Marguerite & Julien is a slag heap of whimsy
Valérie Donzelli’s lovers-on-the-run fable Marguerite & Julien has the camera style of a mid-1970s Euro skin flick (zooms, diffusion filters, etc.), the production value of a film-school thesis project, and the scatterbrained pastiche plotting of lesser Guy Maddin: an incestuous romance, a midnight escape aided by a chimney sweep, a Spanish mother-in-law who is only ever seen playing cards, a framing device involving a Victorian orphanage, etc. One can’t help but imagine that whatever process is being used to refine the downbeat whimsy of Wes Anderson movies must result in a runoff of unseemly slag, like this arts-and-crafts whatsit. It’s somehow both mannered and style-less, fantastical and under-imagined—perversely watchable, in other words.
Adapted by Donzelli (Declaration Of War) and actor Jérémie Elkaïm from a decades-old screenplay originally intended for French New Wave icon François Truffaut (he opted to do Day For Night instead), Marguerite & Julien puts its influences front and center. It’s based on a real historical case and nominally set in 17th-century France, which is imagined as an anachronistic mishmash of 19th and 20th-century fashion (most of which looks like it was bought off-the-rack at 21st-century clothing stores) and decor. It’s back-to-back waistcoats, out-of-nowhere camera moves, slow-mo shots, vintage pop songs (The Shangri-Las, The Artwoods, etc.), swelling synths, New Wave actor cameos, and book-cover typefaces—cinema as Pinterest board.
Elkaim and Anaïs Demoustier play the brother and sister of the title, who escape into the woods to live as a couple, hoping to eventually escape to England. Both are photogenic in very different ways (he’s got one of those cliff-rock faces that’s all nose and brow; she’s a freckled porcelain teacup), which is good, since they otherwise only register as specks of character. Shot in a haphazard combination of celluloid and digital, Marguerite & Julien’s flat, just-off-center widescreen compositions continually bring to mind a production running out of time and energy at the end of a long day. Lights are diffused into a thick Vaseline smear; combined with interiors barely decorated with the odd draped cloth or potted plant, it makes some scenes look weirdly like old Penthouse photo shoots.

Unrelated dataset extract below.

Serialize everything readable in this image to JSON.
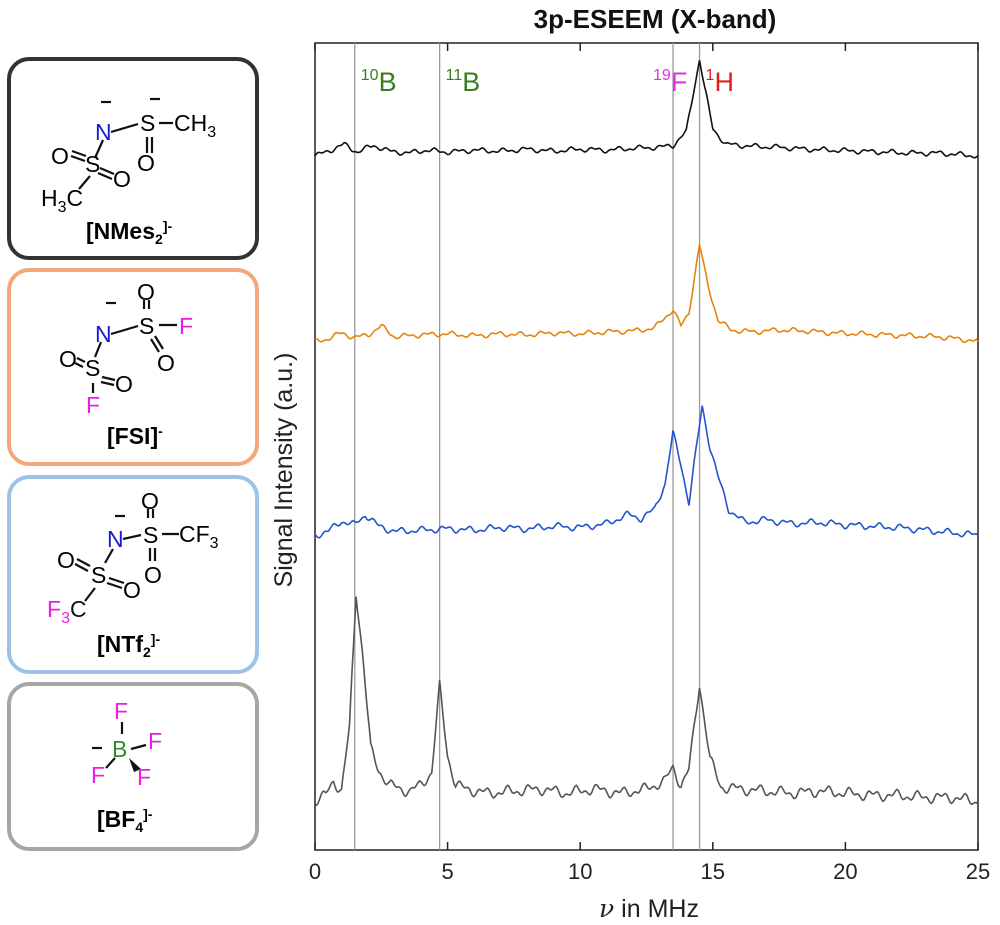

Marguerite & Julien’s romance is a non-item, but Donzelli sprinkles it with faux naiveté, which has the aftertaste of an artificial sweetener. Who would ever want to see this movie? And who could ever look away? It’s rare to find a film that is so generous about being inane. Want a climactic scene that’s shown only as a series of still photos? Out-of-nowhere needle drops of The Stranglers’ “Midnight Summer Dream” or a piece of the score to The Assassination Of Jesse James By The Coward Robert Ford? Geraldine Chaplin scowling in Pierrot makeup and a widow’s veil? Brechtian asides that do diddly-squat? Marguerite & Julien is cloying and tone-deaf, but also unchecked and impulsive in a way that smarter movies generally aren’t.